President Obama entered office promising to restore the sanctity of science. Instead, a fresh war against science, statistics and reason is being waged on behalf of politically correct politics.
After the Sandy Hook tragedy, the president attempted to convert national outrage into new gun-control legislation. Specifically, he focused on curtailing semi-automatic “assault” rifles. But there is no statistical evidence that such guns — semi-automatic rifles that have mostly cosmetic changes to appear similar to banned military-style fully automatic assault weapons — lead to increased gun-related crimes.
The promiscuous availability of illegal handguns does. They’re used in the vast majority of all gun-related violent crime — and in such cases they are often obtained illegally. Yet the day-to-day enforcement of existing handgun statutes is far more difficult than the widely publicized passing of new laws.
Late-term abortions used to be justified in part by an argument dating back to the 1970s that fetuses were not yet “human.” But emerging science has allowed premature babies 5 months old or younger to survive outside the womb. Brain waves of fetuses can be monitored at just six weeks after conception. Such facts may be unwelcome to many, given the political controversy over abortion. Yet the idea that even small fetuses are not viable humans until birth is simply unscientific.
The president still talks of “settled science” in the global warming debate. He recently flew to California to attribute the near-record drought there to human-induced global warming.
There is no scientific basis for the president’s assertion about the drought. Periodic droughts are characteristic of California’s climate, both in the distant past and over a century and a half of modern record-keeping. If the president were empirical rather than deductive and political, he would instead have cited the logical reasons why this drought is far more serious than those of the late 1970s.
California has not built additional major mountain storage reservoirs to capture Sierra Nevada runoff in decades. The population of the state’s water consumers has almost doubled since the last severe drought. Several million acre-feet of stored fresh water have been in recent years diverted to the sea — on the dubious science that the endangered delta smelt suffers mostly from irrigation-related water diversions rather than pollutants, and that year-round river flows for salmon, from the mountains to the sea, existed before the reserve water storage available from the construction of mountain reservoirs.
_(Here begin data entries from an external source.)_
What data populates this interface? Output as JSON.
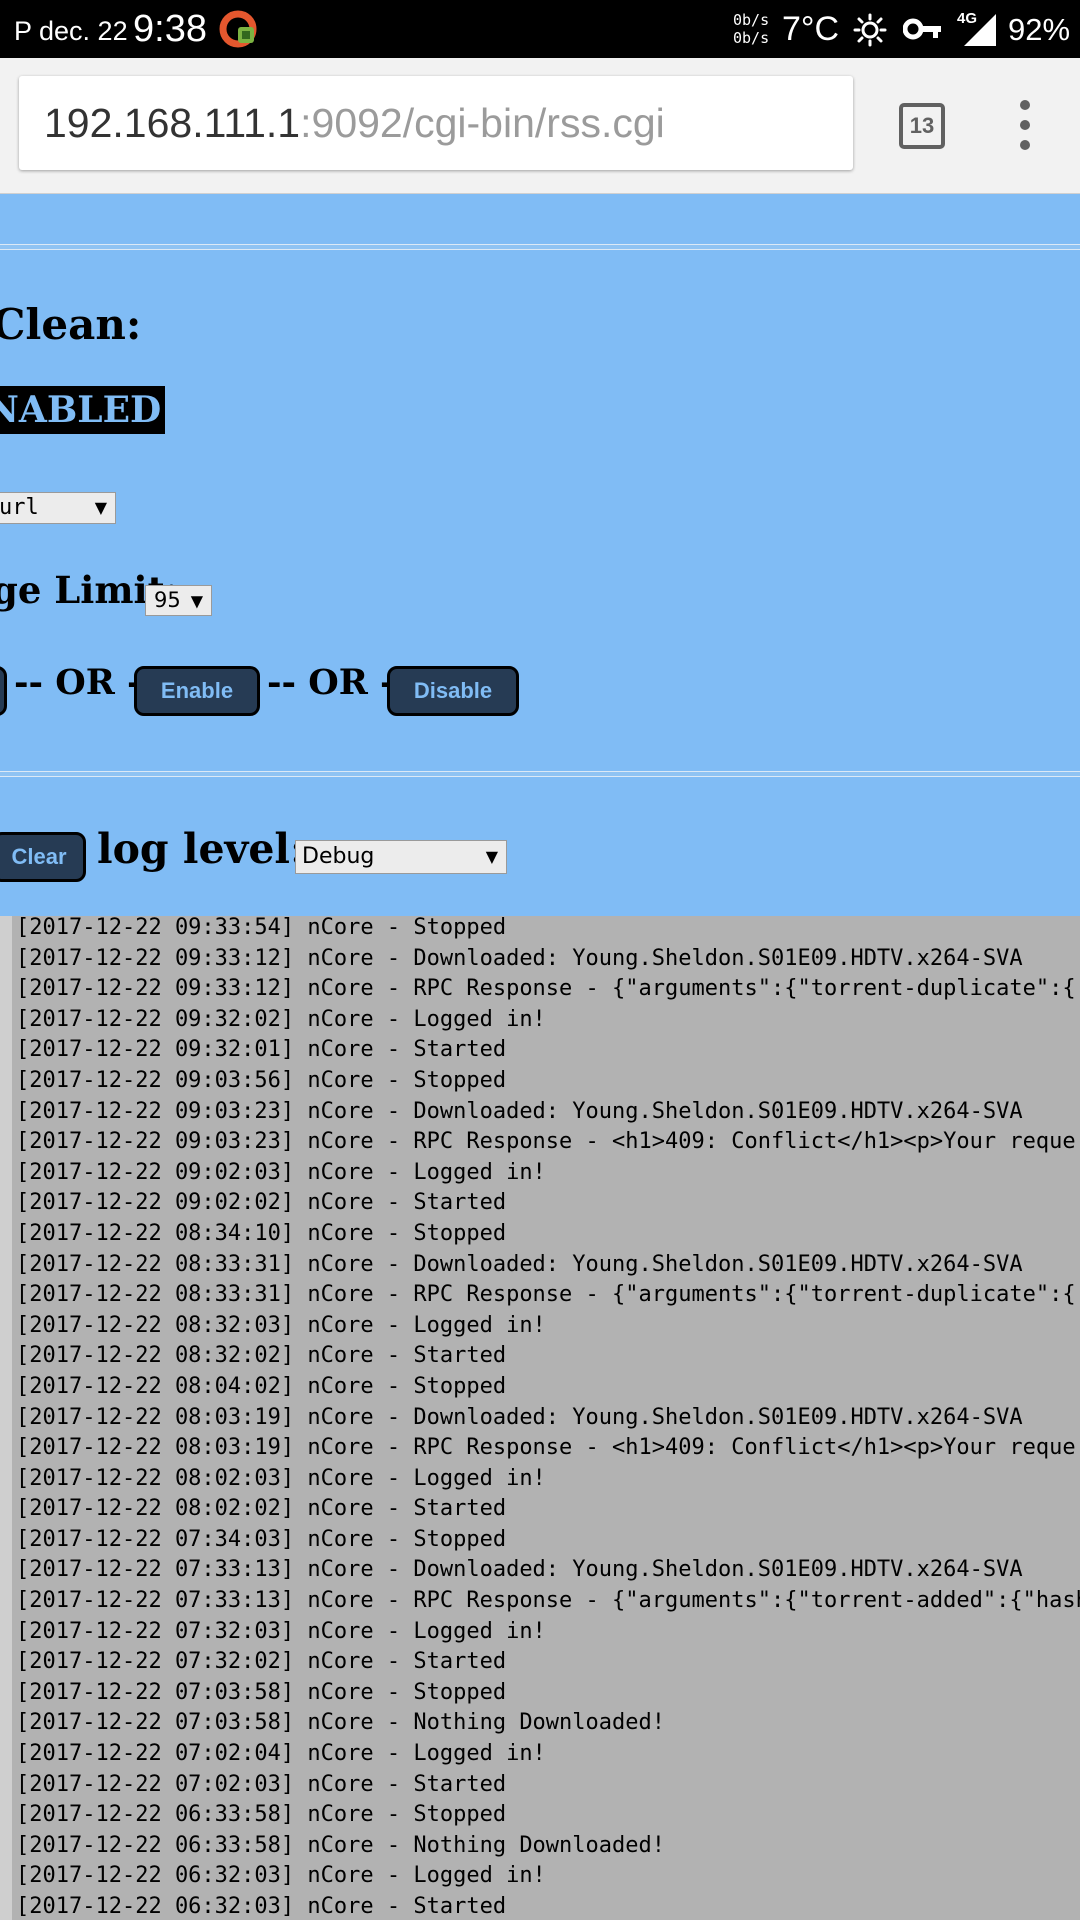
{
  "status_bar": {
    "date": "P dec. 22",
    "time": "9:38",
    "net_speed_up": "0b/s",
    "net_speed_down": "0b/s",
    "temperature": "7°C",
    "network": "4G",
    "battery": "92%",
    "icons": [
      "app-notification-icon",
      "sun-icon",
      "vpn-key-icon",
      "signal-icon"
    ]
  },
  "browser": {
    "url_host": "192.168.111.1",
    "url_path": ":9092/cgi-bin/rss.cgi",
    "tab_count": "13"
  },
  "clean_section": {
    "title": "Clean:",
    "status_badge": "NABLED",
    "method_select": "url",
    "limit_label": "ge Limit:",
    "limit_value": "95",
    "or_text_1": "-- OR --",
    "or_text_2": "-- OR --",
    "enable_label": "Enable",
    "disable_label": "Disable"
  },
  "log_section": {
    "clear_label": "Clear",
    "level_label": "log level:",
    "level_value": "Debug",
    "lines": [
      "[2017-12-22 09:33:54] nCore - Stopped",
      "[2017-12-22 09:33:12] nCore - Downloaded: Young.Sheldon.S01E09.HDTV.x264-SVA",
      "[2017-12-22 09:33:12] nCore - RPC Response - {\"arguments\":{\"torrent-duplicate\":{",
      "[2017-12-22 09:32:02] nCore - Logged in!",
      "[2017-12-22 09:32:01] nCore - Started",
      "[2017-12-22 09:03:56] nCore - Stopped",
      "[2017-12-22 09:03:23] nCore - Downloaded: Young.Sheldon.S01E09.HDTV.x264-SVA",
      "[2017-12-22 09:03:23] nCore - RPC Response - <h1>409: Conflict</h1><p>Your reque",
      "[2017-12-22 09:02:03] nCore - Logged in!",
      "[2017-12-22 09:02:02] nCore - Started",
      "[2017-12-22 08:34:10] nCore - Stopped",
      "[2017-12-22 08:33:31] nCore - Downloaded: Young.Sheldon.S01E09.HDTV.x264-SVA",
      "[2017-12-22 08:33:31] nCore - RPC Response - {\"arguments\":{\"torrent-duplicate\":{",
      "[2017-12-22 08:32:03] nCore - Logged in!",
      "[2017-12-22 08:32:02] nCore - Started",
      "[2017-12-22 08:04:02] nCore - Stopped",
      "[2017-12-22 08:03:19] nCore - Downloaded: Young.Sheldon.S01E09.HDTV.x264-SVA",
      "[2017-12-22 08:03:19] nCore - RPC Response - <h1>409: Conflict</h1><p>Your reque",
      "[2017-12-22 08:02:03] nCore - Logged in!",
      "[2017-12-22 08:02:02] nCore - Started",
      "[2017-12-22 07:34:03] nCore - Stopped",
      "[2017-12-22 07:33:13] nCore - Downloaded: Young.Sheldon.S01E09.HDTV.x264-SVA",
      "[2017-12-22 07:33:13] nCore - RPC Response - {\"arguments\":{\"torrent-added\":{\"hash",
      "[2017-12-22 07:32:03] nCore - Logged in!",
      "[2017-12-22 07:32:02] nCore - Started",
      "[2017-12-22 07:03:58] nCore - Stopped",
      "[2017-12-22 07:03:58] nCore - Nothing Downloaded!",
      "[2017-12-22 07:02:04] nCore - Logged in!",
      "[2017-12-22 07:02:03] nCore - Started",
      "[2017-12-22 06:33:58] nCore - Stopped",
      "[2017-12-22 06:33:58] nCore - Nothing Downloaded!",
      "[2017-12-22 06:32:03] nCore - Logged in!",
      "[2017-12-22 06:32:03] nCore - Started"
    ]
  },
  "colors": {
    "page_bg": "#80BCF5",
    "button_bg": "#263B54",
    "log_bg": "#B2B2B2"
  }
}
The administration has delayed construction of the proposed Keystone XL pipeline, citing concern about climate change. Yet a recent State Department environmental report found that the proposed pipeline would not increase carbon dioxide emissions enough to affect atmospheric temperatures. There is no scientific basis from which to cancel the Keystone, but a variety of logical reasons to build it — such as moving toward North American energy independence and protecting ourselves against energy blackmailers and cartels abroad.
Science is rarely “settled.” Instead, orthodoxy is constantly challenged. A theory survives not by politics, but only if it can offer the best logical explanations for a set of circumstances backed by hard statistical data.
Global warming that begat “climate change” is no exception. All the good politics in the world of blaming most bad weather on too much carbon dioxide cannot make it true if unquestioned climate data cannot support the notion of recent temperature increases being directly attributable to rising man-caused carbon dioxide levels in the atmosphere.
In recent years, “settled science” with regard to the causes of peptic ulcers, the health benefits of Vitamin D, the need for annual mammograms and the prognostic value of the prostate-specific antigen test have all been turned upside down by dissident scientists offering new theories to interpret fresh data.
Yet for the new anti-empirical left, science becomes an ally only when refuting absurd religious theories that the earth is 5,000 years old. Otherwise, it can prove irrelevant when it does not necessarily support pet causes.
— Victor Davis Hanson is a classicist and historian at the Hoover Institution and Stanford University.